Le clip rappelle aussi que depuis le début du règne du roi Varajilalongkorn, 9 réfugiés politiques ont disparu au Vietnam, au Laos et au Cambodge sans que ces affaires n’aient été élucidées. Le dernier cas concernant le militant pro-démocratie Wanchalearm Satsaksit, enlevé à Phnom Penh le 4 juin 2020 et non réapparu depuis.
Nous reproduisons ci-dessous les paroles (traduites en français) de cette chanson postée sur la chaîne Youtube du groupe Faiyen :
« Réfugié / Réfugié
Au revoir les parents. La chasse avant la famille.
Adieu rêves et bonheur
Quand avoir raison se transforme en peur
Alors faut se séparer et dire au revoir
Nous ne sommes pas les premiers, nous ne sommes pas les seuls.

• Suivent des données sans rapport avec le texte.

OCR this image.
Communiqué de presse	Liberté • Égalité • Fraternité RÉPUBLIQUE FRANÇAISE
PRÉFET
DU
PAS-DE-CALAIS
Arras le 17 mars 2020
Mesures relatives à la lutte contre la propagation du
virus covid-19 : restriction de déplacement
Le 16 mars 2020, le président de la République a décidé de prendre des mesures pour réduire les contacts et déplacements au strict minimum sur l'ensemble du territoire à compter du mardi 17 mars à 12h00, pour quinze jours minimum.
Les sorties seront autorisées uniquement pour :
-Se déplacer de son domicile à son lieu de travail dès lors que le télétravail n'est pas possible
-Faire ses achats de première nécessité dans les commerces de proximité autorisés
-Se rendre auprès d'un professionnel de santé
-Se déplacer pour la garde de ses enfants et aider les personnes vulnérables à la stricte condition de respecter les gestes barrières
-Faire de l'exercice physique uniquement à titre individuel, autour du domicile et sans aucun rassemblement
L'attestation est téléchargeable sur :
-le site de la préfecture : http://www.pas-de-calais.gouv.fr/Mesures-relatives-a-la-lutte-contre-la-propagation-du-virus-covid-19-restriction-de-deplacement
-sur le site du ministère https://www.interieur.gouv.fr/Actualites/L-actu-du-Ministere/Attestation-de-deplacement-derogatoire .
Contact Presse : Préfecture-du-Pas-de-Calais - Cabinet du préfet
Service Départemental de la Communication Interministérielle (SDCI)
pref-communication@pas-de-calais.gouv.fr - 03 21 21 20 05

Nous ne sommes pas premiers, nous ne sommes pas derniers.
Réfugié… Nous sommes les réfugiés.
Ohhh réfugié… Nous sommes des réfugiés (répétez)

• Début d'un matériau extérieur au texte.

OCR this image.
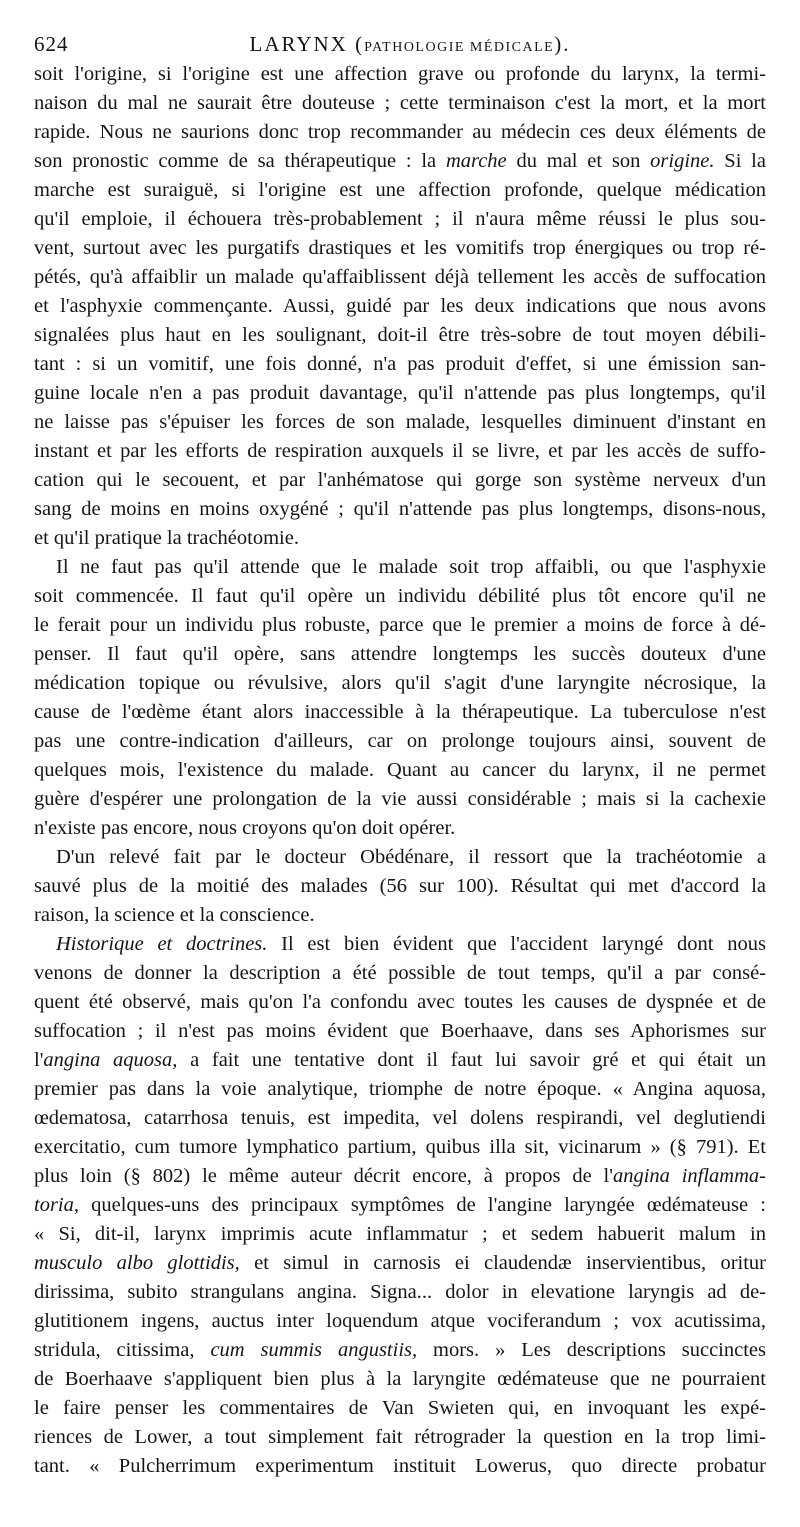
624	LARYNX (PATHOLOGIE MÉDICALE).
soit l'origine, si l'origine est une affection grave ou profonde du larynx, la termi-
naison du mal ne saurait être douteuse ; cette terminaison c'est la mort, et la mort
rapide. Nous ne saurions donc trop recommander au médecin ces deux éléments de
son pronostic comme de sa thérapeutique : la marche du mal et son origine. Si la
marche est suraiguë, si l'origine est une affection profonde, quelque médication
qu'il emploie, il échouera très-probablement ; il n'aura même réussi le plus sou-
vent, surtout avec les purgatifs drastiques et les vomitifs trop énergiques ou trop ré-
pétés, qu'à affaiblir un malade qu'affaiblissent déjà tellement les accès de suffocation
et l'asphyxie commençante. Aussi, guidé par les deux indications que nous avons
signalées plus haut en les soulignant, doit-il être très-sobre de tout moyen débili-
tant : si un vomitif, une fois donné, n'a pas produit d'effet, si une émission san-
guine locale n'en a pas produit davantage, qu'il n'attende pas plus longtemps, qu'il
ne laisse pas s'épuiser les forces de son malade, lesquelles diminuent d'instant en
instant et par les efforts de respiration auxquels il se livre, et par les accès de suffo-
cation qui le secouent, et par l'anhématose qui gorge son système nerveux d'un
sang de moins en moins oxygéné ; qu'il n'attende pas plus longtemps, disons-nous,
et qu'il pratique la trachéotomie.
Il ne faut pas qu'il attende que le malade soit trop affaibli, ou que l'asphyxie
soit commencée. Il faut qu'il opère un individu débilité plus tôt encore qu'il ne
le ferait pour un individu plus robuste, parce que le premier a moins de force à dé-
penser. Il faut qu'il opère, sans attendre longtemps les succès douteux d'une
médication topique ou révulsive, alors qu'il s'agit d'une laryngite nécrosique, la
cause de l'œdème étant alors inaccessible à la thérapeutique. La tuberculose n'est
pas une contre-indication d'ailleurs, car on prolonge toujours ainsi, souvent de
quelques mois, l'existence du malade. Quant au cancer du larynx, il ne permet
guère d'espérer une prolongation de la vie aussi considérable ; mais si la cachexie
n'existe pas encore, nous croyons qu'on doit opérer.
D'un relevé fait par le docteur Obédénare, il ressort que la trachéotomie a
sauvé plus de la moitié des malades (56 sur 100). Résultat qui met d'accord la
raison, la science et la conscience.
Historique et doctrines. Il est bien évident que l'accident laryngé dont nous
venons de donner la description a été possible de tout temps, qu'il a par consé-
quent été observé, mais qu'on l'a confondu avec toutes les causes de dyspnée et de
suffocation ; il n'est pas moins évident que Boerhaave, dans ses Aphorismes sur
l'angina aquosa, a fait une tentative dont il faut lui savoir gré et qui était un
premier pas dans la voie analytique, triomphe de notre époque. « Angina aquosa,
œdematosa, catarrhosa tenuis, est impedita, vel dolens respirandi, vel deglutiendi
exercitatio, cum tumore lymphatico partium, quibus illa sit, vicinarum » (§ 791). Et
plus loin (§ 802) le même auteur décrit encore, à propos de l'angina inflamma-
toria, quelques-uns des principaux symptômes de l'angine laryngée œdémateuse :
« Si, dit-il, larynx imprimis acute inflammatur ; et sedem habuerit malum in
musculo albo glottidis, et simul in carnosis ei claudendæ inservientibus, oritur
dirissima, subito strangulans angina. Signa... dolor in elevatione laryngis ad de-
glutitionem ingens, auctus inter loquendum atque vociferandum ; vox acutissima,
stridula, citissima, cum summis angustiis, mors. » Les descriptions succinctes
de Boerhaave s'appliquent bien plus à la laryngite œdémateuse que ne pourraient
le faire penser les commentaires de Van Swieten qui, en invoquant les expé-
riences de Lower, a tout simplement fait rétrograder la question en la trop limi-
tant. « Pulcherrimum experimentum instituit Lowerus, quo directe probatur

Voici le diable sur le trône
Il avale la fraternité, suçant le sang des gens.
Abattage sans âme et sang froid.
Qui leur a donné l’arme ?
C’est cruel C’est du sang froid.
Qui diable lui a donné une arme ?
Nous ne sommes pas les premiers, nous ne sommes pas les seuls.
Nous ne sommes pas premiers, nous ne sommes pas derniers.
Réfugié… Nous sommes les réfugiés.
Ohhh réfugié… Nous sommes les réfugiés.
“Allez, chérie. Donne-moi ta main. ”
Aujourd’hui nous allons au bout du tunnel ensemble.
Prends ma main, tiens-la si fort
Peu importe à quel point ça fait mal, nous nous en sortirons ensemble. ”
Nous ne sommes pas les premiers, nous ne sommes pas les seuls.
Nous ne sommes pas premiers, nous ne sommes pas derniers.
Réfugié… Nous sommes les réfugiés.
Oh réfugié… Nous sommes les réfugiés. »
En deux jours, la chanson a été vue plus de 10 000 fois et Yan Marchal explique que « la réaction de ceux qui l’ont vu est très positive. La chanson émeut son public, nous avons été applaudi par le chanteur original HK ». Pour le moment, elle est toujours accessible depuis la Thaïlande. En collaborant avec le groupe exilé Faiyen, Yan Marchal montre, que depuis la France, son engagement militant siamois demeure une réalité, ce dont il nous avait assuré par son désormais célèbre « Je ne vais pas me taire », deux jours après son arrivée sur le sol français.